Do the above strategy but make several tables for the attribute clusters which are important. For example maybe everyone wants exact matches to 'gender, marital status, and age' - we make a checksum table for those attributes which gives us a shortlist for the more complex aggregate function.

The more 'checksum' tables the more funky you can get. You essentially can segment data and control performance of the search. The place you pay performance hit is on the create or update operations. This would be deemed acceptable.

J

On 12/03/2010, at 7:06 PM, Ayende Rahien xxxx@ayende.com wrote:

At which point, I am better off with a non relational option, it is simpler to follow, faster to program with and faster to execute.

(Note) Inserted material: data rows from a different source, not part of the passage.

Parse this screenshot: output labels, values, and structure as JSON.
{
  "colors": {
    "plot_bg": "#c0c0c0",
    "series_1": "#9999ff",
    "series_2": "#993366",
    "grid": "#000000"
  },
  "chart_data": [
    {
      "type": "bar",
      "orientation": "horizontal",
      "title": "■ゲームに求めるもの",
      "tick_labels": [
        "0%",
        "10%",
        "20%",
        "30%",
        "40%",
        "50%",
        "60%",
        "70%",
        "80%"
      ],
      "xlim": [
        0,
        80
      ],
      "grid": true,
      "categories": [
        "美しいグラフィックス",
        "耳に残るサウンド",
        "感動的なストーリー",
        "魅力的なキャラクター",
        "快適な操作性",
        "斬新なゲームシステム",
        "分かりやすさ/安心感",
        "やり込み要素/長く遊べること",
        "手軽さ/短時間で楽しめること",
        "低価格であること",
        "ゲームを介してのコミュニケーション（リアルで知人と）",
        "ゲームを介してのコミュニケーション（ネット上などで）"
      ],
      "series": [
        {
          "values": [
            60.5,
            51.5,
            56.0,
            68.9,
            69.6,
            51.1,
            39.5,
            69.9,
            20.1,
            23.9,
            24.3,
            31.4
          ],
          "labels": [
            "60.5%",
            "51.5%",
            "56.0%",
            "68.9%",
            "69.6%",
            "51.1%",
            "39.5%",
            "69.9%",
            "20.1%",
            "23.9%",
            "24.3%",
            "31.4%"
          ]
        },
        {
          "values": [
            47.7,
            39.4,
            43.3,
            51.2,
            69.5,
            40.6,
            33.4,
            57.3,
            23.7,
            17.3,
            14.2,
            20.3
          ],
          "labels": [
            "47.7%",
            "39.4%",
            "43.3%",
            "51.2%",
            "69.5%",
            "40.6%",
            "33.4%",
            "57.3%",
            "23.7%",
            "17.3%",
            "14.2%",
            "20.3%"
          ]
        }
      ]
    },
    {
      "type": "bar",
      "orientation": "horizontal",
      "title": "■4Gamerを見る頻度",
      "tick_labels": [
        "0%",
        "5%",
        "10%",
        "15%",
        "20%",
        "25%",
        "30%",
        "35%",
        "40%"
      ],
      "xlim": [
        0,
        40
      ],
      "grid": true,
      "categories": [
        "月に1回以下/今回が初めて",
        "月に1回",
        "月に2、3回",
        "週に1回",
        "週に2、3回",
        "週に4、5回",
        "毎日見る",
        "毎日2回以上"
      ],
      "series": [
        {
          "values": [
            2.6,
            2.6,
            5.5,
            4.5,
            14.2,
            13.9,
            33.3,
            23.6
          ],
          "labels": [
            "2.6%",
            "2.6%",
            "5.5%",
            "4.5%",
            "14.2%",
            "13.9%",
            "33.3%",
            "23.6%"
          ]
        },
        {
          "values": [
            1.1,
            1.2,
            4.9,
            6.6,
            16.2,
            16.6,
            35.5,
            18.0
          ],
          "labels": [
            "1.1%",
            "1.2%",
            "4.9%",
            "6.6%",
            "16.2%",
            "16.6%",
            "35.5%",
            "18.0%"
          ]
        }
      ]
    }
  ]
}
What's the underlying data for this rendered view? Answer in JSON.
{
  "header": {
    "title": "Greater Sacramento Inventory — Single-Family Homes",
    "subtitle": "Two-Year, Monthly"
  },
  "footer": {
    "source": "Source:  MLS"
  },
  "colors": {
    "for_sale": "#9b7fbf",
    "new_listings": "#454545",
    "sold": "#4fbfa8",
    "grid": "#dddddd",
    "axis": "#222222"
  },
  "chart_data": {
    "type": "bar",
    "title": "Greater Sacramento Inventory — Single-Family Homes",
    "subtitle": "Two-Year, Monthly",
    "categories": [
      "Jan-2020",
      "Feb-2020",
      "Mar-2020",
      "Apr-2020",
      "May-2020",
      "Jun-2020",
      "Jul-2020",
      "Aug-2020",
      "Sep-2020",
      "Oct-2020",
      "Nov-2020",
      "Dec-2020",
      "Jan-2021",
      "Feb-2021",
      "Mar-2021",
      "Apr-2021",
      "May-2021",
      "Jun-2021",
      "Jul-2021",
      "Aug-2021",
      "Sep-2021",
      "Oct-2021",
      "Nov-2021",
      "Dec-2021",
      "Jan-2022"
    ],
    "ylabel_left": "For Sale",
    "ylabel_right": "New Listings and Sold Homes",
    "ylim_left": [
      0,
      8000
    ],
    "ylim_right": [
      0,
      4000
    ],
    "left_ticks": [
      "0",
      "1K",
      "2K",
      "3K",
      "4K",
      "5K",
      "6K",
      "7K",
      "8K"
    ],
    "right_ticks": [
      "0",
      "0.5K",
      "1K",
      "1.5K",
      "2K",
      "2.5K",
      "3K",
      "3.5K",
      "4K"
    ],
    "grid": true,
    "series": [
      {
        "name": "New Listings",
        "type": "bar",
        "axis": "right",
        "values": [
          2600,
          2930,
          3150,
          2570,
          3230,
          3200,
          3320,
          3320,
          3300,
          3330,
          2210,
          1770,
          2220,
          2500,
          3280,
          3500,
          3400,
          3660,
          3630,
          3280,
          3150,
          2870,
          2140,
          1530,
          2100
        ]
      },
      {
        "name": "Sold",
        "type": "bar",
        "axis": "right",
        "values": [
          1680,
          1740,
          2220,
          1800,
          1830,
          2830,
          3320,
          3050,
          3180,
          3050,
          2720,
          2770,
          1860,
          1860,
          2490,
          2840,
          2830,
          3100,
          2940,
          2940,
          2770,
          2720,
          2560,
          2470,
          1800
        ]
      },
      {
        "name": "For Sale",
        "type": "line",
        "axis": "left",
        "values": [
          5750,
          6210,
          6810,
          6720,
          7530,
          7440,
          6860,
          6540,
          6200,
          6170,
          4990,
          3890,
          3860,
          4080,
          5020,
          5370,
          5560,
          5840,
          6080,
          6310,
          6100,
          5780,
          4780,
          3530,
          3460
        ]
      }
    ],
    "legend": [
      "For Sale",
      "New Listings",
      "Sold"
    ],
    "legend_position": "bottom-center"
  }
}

On Fri, Mar 12, 2010 at 8:23 AM, Joe Cincotta xxxx@pixolut.com wrote:

If that's an option then, sweet. But you end up with other issues - do you use a non- relational data store? Does it provide the measured scalability of SQL? It's not just about the language you choose - it's about reliability. What would you suggest as an alternative to Sql?

J

Joe,

Yes, I do, and yes, it does.

But I can't really answer that question without having more information, such as what the actual need is.

...ende...

Fr&#233;d&#233;ric
03/18/2010 10:03 AM by
Frédéric

Ayende, my software is heavily using metade, or so called "client properties".

The real part of this is getting data validation and consistency if not defined.

But there is no major issue, just take a look at sharepoint, it's exactly the design principle used by moss.

Comments have been closed on this topic.